S’il devait partir pour de bon, songea-t-il, tout en guidant Cherry dans le noir, de sa main libre, il fallait qu’il entre jeter un dernier coup d’œil sur le Juge, la Sorcière, le Hache-corps et les deux Enquêteurs. De cette manière, il réussirait à faire sortir Cherry, avant de revenir lui-même… Il se rendait compte pourtant, à l’instant même où il y pensait, que son idée ne tenait pas debout : il n’aurait pas le temps ; malgré tout, il la ferait sortir quand même…

— Il y a un trou, de ce côté, au ras du sol, lui indiqua-t-il. On va s’y faufiler, en espérant que personne ne remarquera…

Elle serra sa main qui la guidait dans le noir.

Il trouva l’ouverture à tâtons, y glissa de force les sacs de couchage, coinça le marteau dans sa ceinture, puis s’allongea sur le dos et se coula à l’extérieur jusqu’à ce qu’il ait passé la tête et le torse. Le ciel était bas et à peine plus lumineux que les ténèbres de la Fabrique.

Il crut déceler un vague grondement de moteurs qui disparut bientôt.

Il finit de s’extraire en jouant des talons, des hanches et des épaules puis roula sur lui-même dans la neige.

Quelque chose lui heurta le pied : Cherry poussait dehors le bidon d’eau. Il se pencha pour le saisir et c’est alors que la phalène rouge lui illumina le dos de la main. Il recula d’un bond, roula de nouveau, au moment où la balle percutait le mur de la Fabrique comme un marteau-pilon.

Un éclair blanc, à la dérive. Au-dessus de la Solitude. À peine visible à travers les nuages bas. Il descendait avec lenteur des flancs gris gonflés d’un cargo-robot : la diversion de Bobby. Illuminant le second aéroglisseur, trente mètres plus loin, et la silhouette en capuche avec son fusil…

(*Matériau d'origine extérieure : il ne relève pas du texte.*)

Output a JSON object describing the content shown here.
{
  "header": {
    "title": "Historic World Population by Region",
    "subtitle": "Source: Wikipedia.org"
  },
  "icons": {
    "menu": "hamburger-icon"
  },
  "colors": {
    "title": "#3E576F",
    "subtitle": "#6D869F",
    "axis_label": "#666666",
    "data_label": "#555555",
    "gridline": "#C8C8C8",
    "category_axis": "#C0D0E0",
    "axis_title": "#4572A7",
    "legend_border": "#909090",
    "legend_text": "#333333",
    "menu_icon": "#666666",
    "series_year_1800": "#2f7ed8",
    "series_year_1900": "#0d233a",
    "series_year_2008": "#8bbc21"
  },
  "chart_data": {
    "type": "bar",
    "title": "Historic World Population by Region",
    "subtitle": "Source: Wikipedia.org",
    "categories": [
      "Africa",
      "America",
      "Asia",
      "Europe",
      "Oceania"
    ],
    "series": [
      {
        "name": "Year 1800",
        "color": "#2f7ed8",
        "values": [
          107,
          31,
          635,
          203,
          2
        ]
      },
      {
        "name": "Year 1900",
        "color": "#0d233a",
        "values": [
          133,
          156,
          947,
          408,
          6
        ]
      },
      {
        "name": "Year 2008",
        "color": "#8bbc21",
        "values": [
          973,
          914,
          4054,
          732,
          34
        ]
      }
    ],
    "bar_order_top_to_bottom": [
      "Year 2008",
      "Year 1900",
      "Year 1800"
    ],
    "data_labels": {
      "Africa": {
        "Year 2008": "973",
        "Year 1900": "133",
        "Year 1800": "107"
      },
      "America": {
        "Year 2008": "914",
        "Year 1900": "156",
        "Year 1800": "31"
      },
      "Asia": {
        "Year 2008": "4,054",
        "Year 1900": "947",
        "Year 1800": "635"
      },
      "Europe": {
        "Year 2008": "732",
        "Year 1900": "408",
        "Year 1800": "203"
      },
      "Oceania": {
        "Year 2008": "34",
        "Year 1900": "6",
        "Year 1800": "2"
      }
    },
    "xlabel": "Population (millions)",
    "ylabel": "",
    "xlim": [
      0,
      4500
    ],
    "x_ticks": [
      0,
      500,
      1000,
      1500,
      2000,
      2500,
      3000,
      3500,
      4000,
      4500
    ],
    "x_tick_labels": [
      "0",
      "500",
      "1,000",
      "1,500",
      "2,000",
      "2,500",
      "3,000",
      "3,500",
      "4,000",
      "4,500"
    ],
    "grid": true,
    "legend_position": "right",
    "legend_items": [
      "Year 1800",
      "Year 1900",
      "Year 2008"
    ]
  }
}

Le premier conteneur s’écrasa par terre avec bruit, juste devant le glisseur, puis il explosa, en projetant un nuage de billes d’emballage en polystyrène expansé. Le second, qui contenait deux réfrigérateurs, fit mouche, aplatissant la cabine. Le Borg-Ward détourné continuait à dégorger ses conteneurs tandis que la bombe éclairante tournoyait en finissant de s’éteindre.

La Ruse se hâta de rebrousser chemin par la faille dans le mur, abandonnant dehors l’eau et les sacs de couchage.


À toute vitesse, dans le noir.

Il avait perdu Cherry. Il avait perdu le marteau. Elle avait dû se glisser à nouveau dans la Fabrique lorsque l’homme avait tiré la première balle. Sa dernière, s’il s’était trouvé sous la caisse lors de son atterrissage…

Ses pieds trouvèrent la rampe d’accès à la salle où attendaient ses machines.

— Cherry ?

Il alluma la torche.

Le Juge manchot s’encadra dans son faisceau. Devant lui se tenait une silhouette, avec à la place des yeux des miroirs qui renvoyaient la lumière.

— Tu veux mourir ? (Une voix de femme.)

— Non…

— Alors éteins.

Le noir. Courir…

— Je peux voir dans le noir. Fourre-moi simplement cette lampe dans ta poche de blouson. M’est avis que t’as encore envie de détaler. Essaie pas, j’ai une arme braquée sur toi.

Détaler ?

— N’y songe même pas. T’as déjà vu une fléchette Fujiware HE ? Contre une cible dure, elle explose. Dans une cible molle, comme la plus grande partie de ton corps, mec, elle pénètre, avant d’exploser. Dix secondes plus tard.

— Pourquoi ?

— Pour que tu te mettes à y réfléchir.

— Z’êtes avec ces types, dehors ?

— Non. C’est toi qui leur as balancé ces cuisinières et tout ce bordel sur la tronche ?

— Non.

— Newmark. Bobby Newmark. On s’est mis d’accord cette nuit. Je retrouve quelqu’un avec Bobby Newmark, on m’efface mon ardoise. Faut me montrer où il est.